In a new paper published in the journal Cell, a team of researchers led by Dana Pe’er at Columbia University and Garry Nolan at Stanford University describes a powerful new method for mapping cellular development at the single cell level. By combining emerging technologies for studying single cells with a new, advanced computational algorithm, they have designed a novel approach for mapping development and created the most comprehensive map ever made of human B cell development. Their approach will greatly improve researchers’ ability to investigate development in cells of all types, make it possible to identify rare aberrations in development that lead to disease, and ultimately help to guide the next generation of research in regenerative medicine.

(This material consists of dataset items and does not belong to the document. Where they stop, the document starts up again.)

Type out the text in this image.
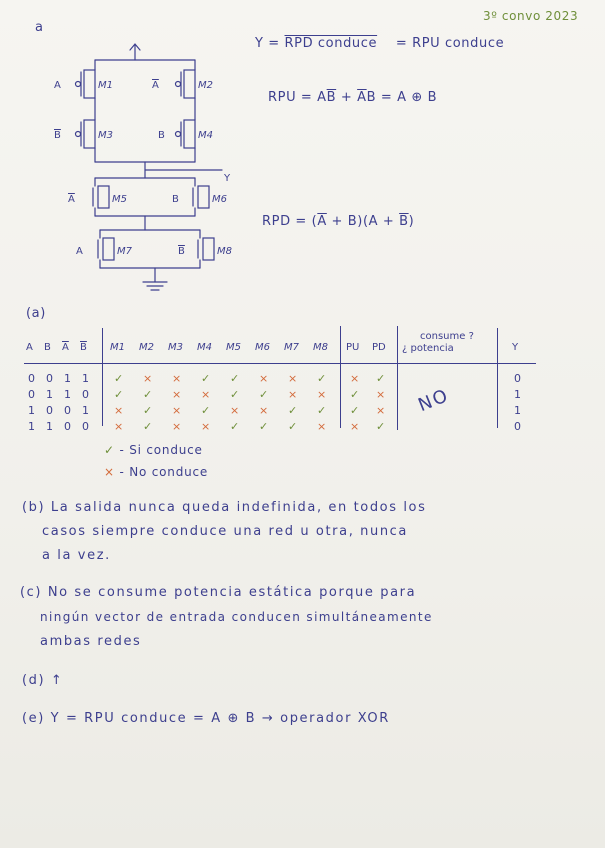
a
3º convo 2023
Y = RPD conduce = RPU conduce
RPU = $A\overline{B} + \overline{A}B = A$ ⊕ B
RPD = $(\overline{A} + B)(A + \overline{B})$
A	M1
B	M3
A	M2
B	M4
Y
A	M5	B	M6
A	M7	B	M8
(a)
A B $\overline{A}$ $\overline{B}$	M1 M2 M3 M4 M5 M6 M7 M8	PU PD
consume ?
¿ potencia	Y
0 0 1 1 ✓ × × ✓ ✓ × × ✓ × ✓	0
0 1 1 0 ✓ ✓ × × ✓ ✓ × × ✓ ×	1
1 0 0 1 × ✓ × ✓ × × ✓ ✓ ✓ ×	1
1 1 0 0 × ✓ × × ✓ ✓ ✓ × × ✓	0
NO
✓ - Si conduce
× - No conduce
(b) La salida nunca queda indefinida, en todos los
casos siempre conduce una red u otra, nunca
a la vez.
(c) No se consume potencia estática porque para
ningún vector de entrada conducen simultáneamente
ambas redes
(d) ↑
(e) Y = RPU conduce = A ⊕ B → operador XOR
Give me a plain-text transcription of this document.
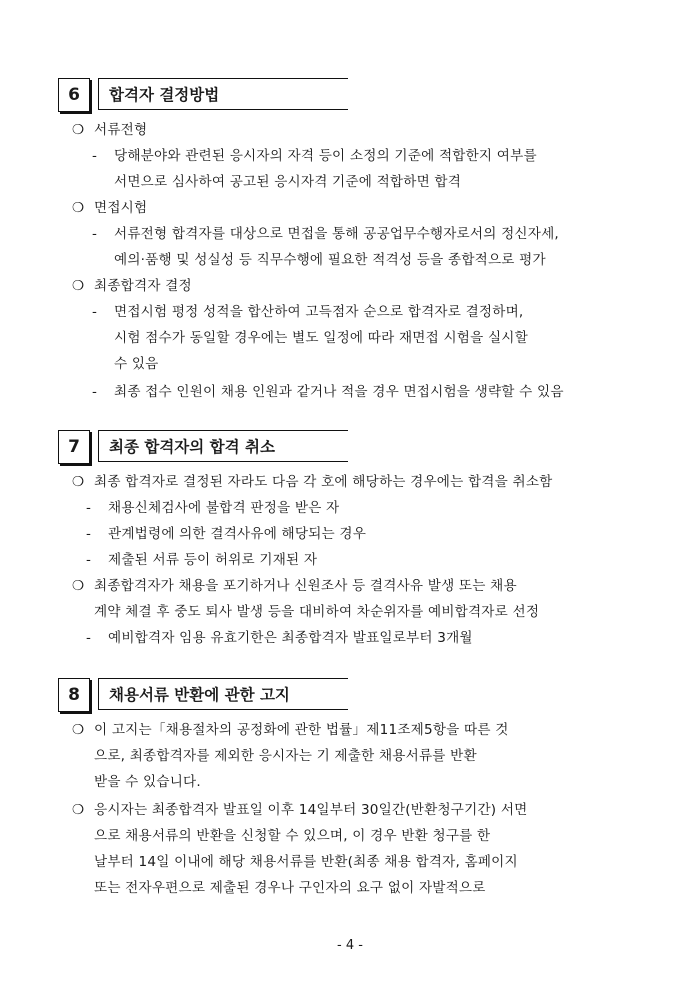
6	합격자 결정방법
❍ 서류전형
- 당해분야와 관련된 응시자의 자격 등이 소정의 기준에 적합한지 여부를
서면으로 심사하여 공고된 응시자격 기준에 적합하면 합격
❍ 면접시험
- 서류전형 합격자를 대상으로 면접을 통해 공공업무수행자로서의 정신자세,
예의·품행 및 성실성 등 직무수행에 필요한 적격성 등을 종합적으로 평가
❍ 최종합격자 결정
- 면접시험 평정 성적을 합산하여 고득점자 순으로 합격자로 결정하며,
시험 점수가 동일할 경우에는 별도 일정에 따라 재면접 시험을 실시할
수 있음
- 최종 접수 인원이 채용 인원과 같거나 적을 경우 면접시험을 생략할 수 있음
7	최종 합격자의 합격 취소
❍ 최종 합격자로 결정된 자라도 다음 각 호에 해당하는 경우에는 합격을 취소함
- 채용신체검사에 불합격 판정을 받은 자
- 관계법령에 의한 결격사유에 해당되는 경우
- 제출된 서류 등이 허위로 기재된 자
❍ 최종합격자가 채용을 포기하거나 신원조사 등 결격사유 발생 또는 채용
계약 체결 후 중도 퇴사 발생 등을 대비하여 차순위자를 예비합격자로 선정
- 예비합격자 임용 유효기한은 최종합격자 발표일로부터 3개월
8	채용서류 반환에 관한 고지
❍ 이 고지는「채용절차의 공정화에 관한 법률」제11조제5항을 따른 것
으로, 최종합격자를 제외한 응시자는 기 제출한 채용서류를 반환
받을 수 있습니다.
❍ 응시자는 최종합격자 발표일 이후 14일부터 30일간(반환청구기간) 서면
으로 채용서류의 반환을 신청할 수 있으며, 이 경우 반환 청구를 한
날부터 14일 이내에 해당 채용서류를 반환(최종 채용 합격자, 홈페이지
또는 전자우편으로 제출된 경우나 구인자의 요구 없이 자발적으로
- 4 -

Pointing out why being able to generate these maps is an important advance, Dr. Pe’er, an associate professor in the Columbia University Department of Systems Biology and Department of Biological Sciences, explains, “There are so many diseases that result from malfunctions in the molecular programs that control the development of our cell repertoire and so many rare, yet important, regulatory cell types that we have yet to discover. We can only truly understand what goes wrong in these diseases if we have a complete map of the progression in normal development. Such maps will also act as a compass for regenerative medicine, because it’s very difficult to grow something if you don’t know how it develops in nature. For the first time, our method makes it possible to build a high-resolution map, at the single cell level, that can guide these kinds of research.”
Just as genome sequencing transformed how biology was studied in the previous decade, new technologies for analyzing the molecular properties of single cells are currently revolutionizing the kinds of questions many biologists are asking. Dr. Pe’er sees single-cell approaches as an important step beyond genomics. “DNA sequencing can identify genes and mutations, but often they are not studied in context,” she points out. “With single-cell approaches, we can map the cells where the action actually happens and what the genes are doing inside them. Single-cell mapping will do for development what genome sequencing has done for genetics.”
Investigators in the Nolan lab used mass cytometry to profile 44 markers in a cohort of approximately 200,000 healthy immune cells that were gathered from one such sample. In each cell they measured cell surface markers that help identify what type of cell it is, as well as markers inside the cell that can reveal what the cell is doing, including markers for signaling, the cell cycle, apoptosis, and genome rearrangement.